Di sebuah negara dengan populasi 9,5 juta jiwa, tidak perlu banyak hal yang bisa menyebabkan berbagai komunitasnya hancur terpecah belah. Berbagai perubahan demografis radikal yang dipaksakan pada lingkungan sekitar yang buruk seperti Fosie dan Rosengård kini hendak dipaksakan juga pada kawasan Swedia lain, tak peduli apakah masyarakatnya menginginkannya atau tidak. Kebijakan imigrasi yang liberal mungkin saja menyelamatkan orang dari perang dan kemiskinan tetapi dia pun punya para korbannya sendiri.
Nima Gholam Ali Pour adalah kolomnis sebuah website sosial-konservatif Swedia Samtiden dan anggota dewan pendidikan di Kota Malmö, Swedia.
[1] Områdesfakta Malmö stadskontor 1996.
[2] Di sekolah dasar, misalnya, pada 2013-2014, sebesar 82% siswa dengan orangtua berlatarbelakang Swedia menyelesaikan semua mata pelajaran setelah menamatkan Kelas 9. Tetapi di antara anak-anak yang dilahirkan di Swedia dengan latar belakang imigran, angkanya adalah 70 %. Di antara anak-anak berlatar belakang imigran namun dilahirkan di luar negeri, angkanya menjadi 52%. Pengangguran di antara orang-orang yang dilahirkan di Sedia adalah 6%, sementara di antara orang-orang yang dilahirkan di luar negeri adalah 16,6 %.
[3] Swedia punya sektor publik yang besar dan Kota Malmö punya 23.000 karyawan. Dengan demikian, tujuan politik itu berhasil membedakan kehidupan masyarakat di kota berpopulasi 318.000. Pada 1996, ada 34% penduduk Fosie berlatar belakang imigran, namun pada Desember 2012, sudah mencapai 66% dari seluruh penduduk Fosie sudah berlatar belakang imigran. Kawasan-kawasan di Malmö pun mengalami perkembangan yang yama. Pada 1996, sebesar 74% populasi Rosengård berlatar belakang imigran. Pada Desember 2012, angka itu meningkat menjadi 88%. Latar belakang imigran berarti seseorang dilahirkan di luar Swedia atau memiliki dua orangtua yang dilahirkan di luar Swedia.
[4] Beyond the Melting Pot, oleh Daniel P. Moynihan dan Nathan Glazer.
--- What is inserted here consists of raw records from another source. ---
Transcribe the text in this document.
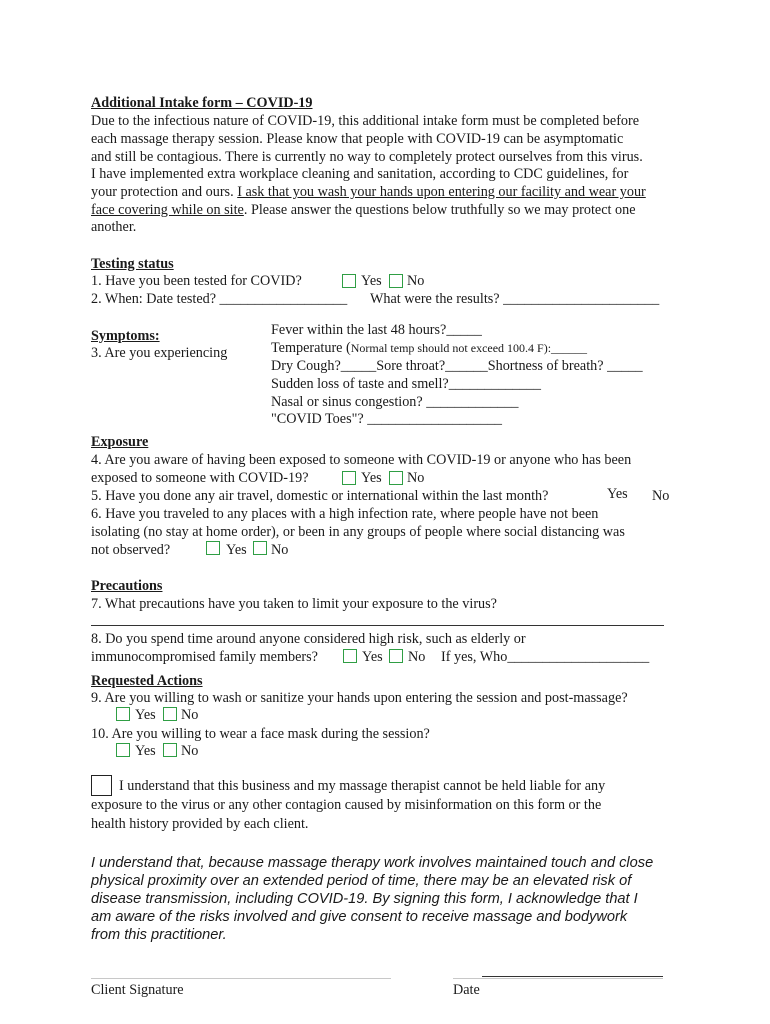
Additional Intake form – COVID-19
Due to the infectious nature of COVID-19, this additional intake form must be completed before
each massage therapy session. Please know that people with COVID-19 can be asymptomatic
and still be contagious. There is currently no way to completely protect ourselves from this virus.
I have implemented extra workplace cleaning and sanitation, according to CDC guidelines, for
your protection and ours. I ask that you wash your hands upon entering our facility and wear your
face covering while on site. Please answer the questions below truthfully so we may protect one
another.
Testing status
1. Have you been tested for COVID?	Yes No
2. When: Date tested? __________________ What were the results? ______________________
Symptoms:
3. Are you experiencing
Fever within the last 48 hours?_____
Temperature (Normal temp should not exceed 100.4 F):______
Dry Cough?_____Sore throat?______Shortness of breath? _____
Sudden loss of taste and smell?_____________
Nasal or sinus congestion? _____________
"COVID Toes"? ___________________
Exposure
4. Are you aware of having been exposed to someone with COVID-19 or anyone who has been
exposed to someone with COVID-19?	Yes No
5. Have you done any air travel, domestic or international within the last month?	Yes No
6. Have you traveled to any places with a high infection rate, where people have not been
isolating (no stay at home order), or been in any groups of people where social distancing was
not observed?	Yes No
Precautions
7. What precautions have you taken to limit your exposure to the virus?
8. Do you spend time around anyone considered high risk, such as elderly or
immunocompromised family members?	Yes No If yes, Who____________________
Requested Actions
9. Are you willing to wash or sanitize your hands upon entering the session and post-massage?
Yes No
10. Are you willing to wear a face mask during the session?
Yes No
I understand that this business and my massage therapist cannot be held liable for any
exposure to the virus or any other contagion caused by misinformation on this form or the
health history provided by each client.
I understand that, because massage therapy work involves maintained touch and close
physical proximity over an extended period of time, there may be an elevated risk of
disease transmission, including COVID-19. By signing this form, I acknowledge that I
am aware of the risks involved and give consent to receive massage and bodywork
from this practitioner.
Client Signature	Date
[5] Swedia memiliki sebuah gerakan "antirasis" yang sangat dekat dengan Partai Sosial Demokrat Swedia, Partai Kiri dan Partai Hijau. Banyak anggota dewan dalam gerakan anti-rasis adalah para anggota kenamaan dalam ketiga partai itu. Gerakan anti-rasis juga bekerja sebagai saluran antara ketiga partai itu dengan organisasi imigran dan agama yang menjadi bagian dari gerakan anti-rasis. Gerakan anti-rasis Swedia nyaris senantiasa menggunakan "retorika pascakolonial". Itu artinya, mereka mencoba mengatakan bahwa Swedia atau negara-negara Barat itu rasis karena budaya Swedia dan Barat memang senantiasa rasis dan harus didekonstruksi.